Loadbalance duplicating the events using logstash


(Avinash) #1

I have configuration as filebeat with loadbalance true & two logstash hosts i.e. logstash1 & logstash2 which are input to elasticsearch.
The filebeat configurtion for logstash is as below
prospectors:
-
paths:
- /home/testLogs/temp.log
spool_size: 1
publish_async: true

Logstash as output

logstash:
hosts: ["10.186.187.44:5044", "10.186.187.6:5044"]
worker: 1
loadbalance: true

The logstash input on both logstash I set as below
input {
beats {
port => 5044
congestion_threshold => 100000
}
}
output {
stdout {codec => rubydebug}
elasticsearch {
hosts => "ipaddress:9200"
index => "testidx"
}
}

However when I echo some lines into file temp.log, I see that in the elasticsearch processed lines are duplicated docs, it looks to me that both logstash are processing all the lines. and on stdout of both logstash sometime I see forex line1 & line2 processed by both logstash, or sometimes line1 processed by logstash1 & line1, line2, line2 processed by logstash2
However even making loadbalance=flase I still see the duplicated docs. & in stdout I sed line1 & line2 processed twice either by logstash1 or logstash2.

So just wanted to know is my configuration wrong that the lines are not distributed on logstashes or is it like its behavior or bug


(Steffen Siering) #2

can you share filebeat configuration + filebeat debug logs + exact shell commands you use to update your file.

The outputs in filebeat do normally not duplicate content. But with send-at-least-once semantics in filebeat, if one output did not ACK the events being published, events might be send again to same or another output.

To me it sounds more like filebeat is resending the complete file (maybe inode changes). But without filebeat and logstash logs I can not say anything.


(Avinash) #3

Hi Seffens,

It looks, it stopped getting duplicate docs, after my system got crashed & I had to restart again. So now the problem seems to be fixed but I still wonder why I was getting the duplicate logs after providing two hosts & loadbalance=true or even false. I dont have older filebeat debug logs which was causing the duplicate events. Even previously i restarted filebeat multiple times which was still causing duplication. I hope it will not start duplicating again.


#4

Hi @avinash,

Out of curiosity, do you have increased congestion_threshold on your beats input?


(Avinash) #5

HI @shog,
From the start I used congestion_threshold very high value i.e. congestion_threshold => 100000, and I didnt change it before or after fixing this issue.


(Steffen Siering) #6

beats do not duplicate events, but beats have do resend events if the output is not ACKing events (e.g. network failures or timeouts). If logstash/elasticsearch/redis/kafka did process events without the reply ever being received by beats, beats have to resend. Without reply you can not tell if data have been processed or not. This can even happen if just one logstash host is configured and/or load balancing is disabled. It's due to send-at-least-once semantics. Deduplication must either be handled on protocol level or potentially in ES (adds indexing overhead though) by adding some kind of sequence number/id/key. With load-balancer potentially re-balancing failed send attempts it can not be solved on protocol itself unless rebalancing is disabled (potentially blocking the beat if one sink becomes unavailable).

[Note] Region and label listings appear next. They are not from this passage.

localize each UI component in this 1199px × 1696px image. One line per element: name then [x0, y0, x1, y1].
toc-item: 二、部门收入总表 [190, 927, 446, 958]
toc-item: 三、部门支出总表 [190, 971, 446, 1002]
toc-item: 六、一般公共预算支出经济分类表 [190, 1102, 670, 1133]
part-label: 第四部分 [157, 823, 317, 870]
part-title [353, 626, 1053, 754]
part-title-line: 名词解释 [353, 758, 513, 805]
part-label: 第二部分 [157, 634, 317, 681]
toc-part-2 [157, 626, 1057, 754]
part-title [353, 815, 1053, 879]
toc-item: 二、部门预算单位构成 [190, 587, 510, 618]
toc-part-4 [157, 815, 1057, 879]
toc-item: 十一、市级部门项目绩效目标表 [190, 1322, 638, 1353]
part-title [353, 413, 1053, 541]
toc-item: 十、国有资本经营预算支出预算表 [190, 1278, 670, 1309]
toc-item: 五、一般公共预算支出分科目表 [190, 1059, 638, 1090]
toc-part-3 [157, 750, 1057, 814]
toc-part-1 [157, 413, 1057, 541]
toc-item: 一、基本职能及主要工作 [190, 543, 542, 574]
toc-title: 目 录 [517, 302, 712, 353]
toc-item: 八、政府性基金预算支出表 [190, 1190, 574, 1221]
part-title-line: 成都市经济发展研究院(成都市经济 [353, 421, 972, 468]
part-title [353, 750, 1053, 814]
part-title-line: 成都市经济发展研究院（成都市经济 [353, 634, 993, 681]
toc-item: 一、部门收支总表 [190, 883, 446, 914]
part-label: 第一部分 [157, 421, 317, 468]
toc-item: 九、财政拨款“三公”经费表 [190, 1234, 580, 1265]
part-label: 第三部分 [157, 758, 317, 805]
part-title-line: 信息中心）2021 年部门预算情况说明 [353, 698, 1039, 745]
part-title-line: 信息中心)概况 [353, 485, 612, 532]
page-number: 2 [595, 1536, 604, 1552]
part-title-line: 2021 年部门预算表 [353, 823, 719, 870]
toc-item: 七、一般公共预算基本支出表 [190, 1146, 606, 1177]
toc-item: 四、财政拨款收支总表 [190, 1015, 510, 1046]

Related issue about generating some UUID per event: https://github.com/elastic/beats/issues/1492

per event UUIDs should be used with on-disk persistent queues in order remove the chance of duplicate events being send due to new UUID being generated between beat restarts: https://github.com/elastic/beats/issues/575

But this is some future talk not yet available in beats.


#7

Hi @steffens,

So, could lowering congestion_threshold on beats input help here?

My understanding is that logstash output in filebeat has a timeout of 30 secs by default, but @avinash is also using a beats input in LS with congestion_threshold set to 100k seconds.


(Steffen Siering) #8

A lower congestion_threshold can worsen the problem, as logstash might close connection with subset of events published still being actively processed.

There is still a chance the timeout in beats did trigger (30s without response is very well possible if logstash is blocked by outputs) or we're indeed seeing some network issues. Increasing timeout to something like 5 minutes or 10 minutes might improve situation if logstash regularly has to wait (e.g. for it's output not responding due to GC-phase in remote server).


(system) #9

This topic was automatically closed after 21 days. New replies are no longer allowed.